William Watson
National Post
December 18, 2009
The leaders in Copenhagen will reach some agreement. Politically, they have to…
As world leaders arrive in Copenhagen, luggage filled with deficit-financed public funds to facilitate the do-or-the-planet-dies climate deal that is the object of this weekend’s last-minute, round-the-clock deliberations, the question arises: Is this any way to run a planet? “Deliberation” is not the right word, by the way. Nothing done by 200 negotiators at three o’clock in the morning on an artificial deadline will be deliberate. Yet deliberate is exactly what’s needed when contemplating large-scale changes in how the world — the world, the whole world — does business.
Even if your level of warming skepticism doesn’t reach as high as the average on this page, you’ve got to wonder whether last-minute all-nighters are the best way to do anything serious. Remember how we got the Meech Lake Accord: Brian Mulroney locked the premiers up and wouldn’t give them access to a bathroom until they’d made a deal. Or think of how the U.S. is reforming health care. It’s a political bazaar involving one president and 535 sole-proprietor politicians in Congress. Their handiwork is now at 2,000 pages and counting and only someone taking heavy doses of imagination-enhancing drugs could believe the new system they’re designing will work right.

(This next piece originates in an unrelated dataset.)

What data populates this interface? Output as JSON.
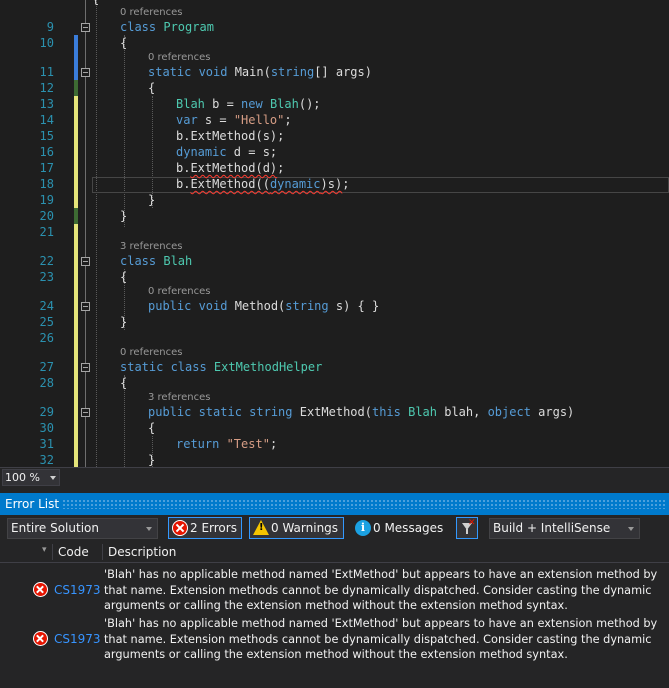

Now multiply that by 200 countries (albeit some of them with not many more than 535 people), let many of the countries (such as ours) send over a full range of domestic political actors so that all their usual domestic peccadilloes are played out before the whole world, add in several hundred NGOs, almost as many big corporations, unknown numbers of guerilla-comedy groups, thousands of increasingly agitated protestors (many probably funded, at least indirectly, by the governments they despise), and thousands more reporters all looking for stories that are novel, dramatic and, the one absolute requirement, photogenic, and tie it all up with last-minute fly-ins by 120 heads of government and the chance of anything reasonable being decided is about as great as the chance of Al Gore and Bjorn Lomborg or David Suzuki and Larry Solomon agreeing on global warming.

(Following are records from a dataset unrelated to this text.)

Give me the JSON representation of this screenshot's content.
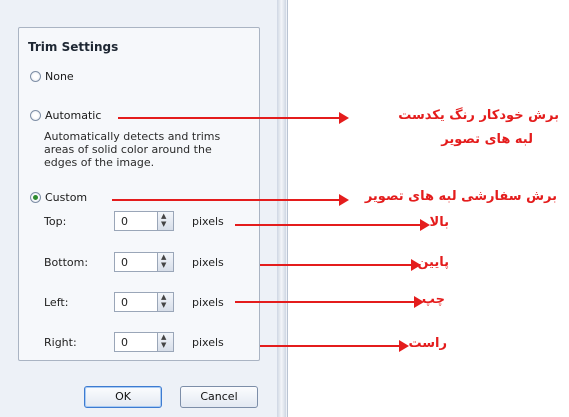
{
  "dialog": {
    "group_title": "Trim Settings",
    "options": {
      "none": "None",
      "automatic": "Automatic",
      "automatic_description": "Automatically detects and trims areas of solid color around the edges of the image.",
      "custom": "Custom",
      "selected": "custom"
    },
    "fields": [
      {
        "label": "Top:",
        "value": "0",
        "unit": "pixels"
      },
      {
        "label": "Bottom:",
        "value": "0",
        "unit": "pixels"
      },
      {
        "label": "Left:",
        "value": "0",
        "unit": "pixels"
      },
      {
        "label": "Right:",
        "value": "0",
        "unit": "pixels"
      }
    ],
    "buttons": {
      "ok": "OK",
      "cancel": "Cancel"
    }
  },
  "annotations": {
    "automatic_line1": "برش خودکار  رنگ یکدست",
    "automatic_line2": "لبه های تصویر",
    "custom": "برش سفارشی لبه های تصویر",
    "top": "بالا",
    "bottom": "پایین",
    "left": "چپ",
    "right": "راست",
    "color": "#e41c1c"
  },
  "icons": {
    "spin_up": "spin-up-icon",
    "spin_down": "spin-down-icon",
    "annotation_arrow": "arrow-right-icon"
  }
}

Deep inside any good economist there’s a little bit of anarchist: we don’t mind disorder, we favour letting people go their own ways. But what’s going on in Copenhagen seems just crazy. The lead news story Tuesday — the very first story among all the things that had happened in the whole world that day — was how a comedy group, the Yes Men (not even the Yes People), had scammed the Canadian government by putting out a press release written on official-looking Government of Canada stationery and posted on an official-looking Government of Canada website that announced a big new shift in Canadian climate policy toward Africa. How droll! How clever!
It seems all reporters have now had courses in post-modernism, so instead of this being a bit of an outrage, and certainly a joke on the media people who initially fell for it, it turned into significant commentary — which is what reporters aren’t actually supposed to do — on the Canadian government’s supposedly inadequate climate policies. I say “supposedly” on the off chance you haven’t yet bought into the revealed media truth that our policies are in fact extremely inadequate. All the NGOs say they are, so they must be. Or at least that’s what the average reporter on the Copenhagen beat seems to think.

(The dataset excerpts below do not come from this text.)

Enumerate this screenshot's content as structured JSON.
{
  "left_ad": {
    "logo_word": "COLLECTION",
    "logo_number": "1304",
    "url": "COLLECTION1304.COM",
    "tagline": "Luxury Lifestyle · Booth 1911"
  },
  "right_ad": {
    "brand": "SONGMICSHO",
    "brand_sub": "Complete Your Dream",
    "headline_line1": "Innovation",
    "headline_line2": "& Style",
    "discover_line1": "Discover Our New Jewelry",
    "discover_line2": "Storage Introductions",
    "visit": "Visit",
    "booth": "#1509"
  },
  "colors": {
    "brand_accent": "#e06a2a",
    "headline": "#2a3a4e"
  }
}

The average reporter had better wake up and understand that for a certain demographic out here, when this-or-that environmental group gives the Government of Canada its daily satiric award for inadequate greenhouse-gas policies, that actually persuades us that the Government’s refreshing refusal to play the hypocritical promise-anything-deliver-nothing game is really what the world needs more of.
The Government of Canada we can have some respect for. Not unconditional respect, as readers will know, but some. It was elected by several million Canadian voters. In devising its policies it probably heeds the opinions of several hundred thousand more who didn’t vote for it last time but whose minds it hopes to change next time round. But no Canadian voted for the Yes Men. Despite years of trying, the Canadian political party the Yes Men most likely favour (the Greens) hasn’t won a single seat in parliament, out of more than 300 available, this despite its leader’s dramatic overexposure in the media. Why does the Yes Men’s opinion — on anything, let alone a public policy question of considerable importance — merit our attention?
Likewise, although Silvio Berlusconi was elected by several million Italians, because his politics are not modishly Left and because he has a Tiger-ish attitude toward women, when some deranged activist breaks his nose and knocks out a couple of his teeth by hurling a souvenir at him, that is occasion, not for outrage or for universal condemnation of violence displacing democratic politics, but for something very close to amusement.
I suppose the 120 leaders will come up with a document to sign in Copenhagen. The political and media stakes are too high for them not to. We can only hope what they do sign will have been worked out weeks ago, behind closed doors, before their visit to the Copenhagen Zoo.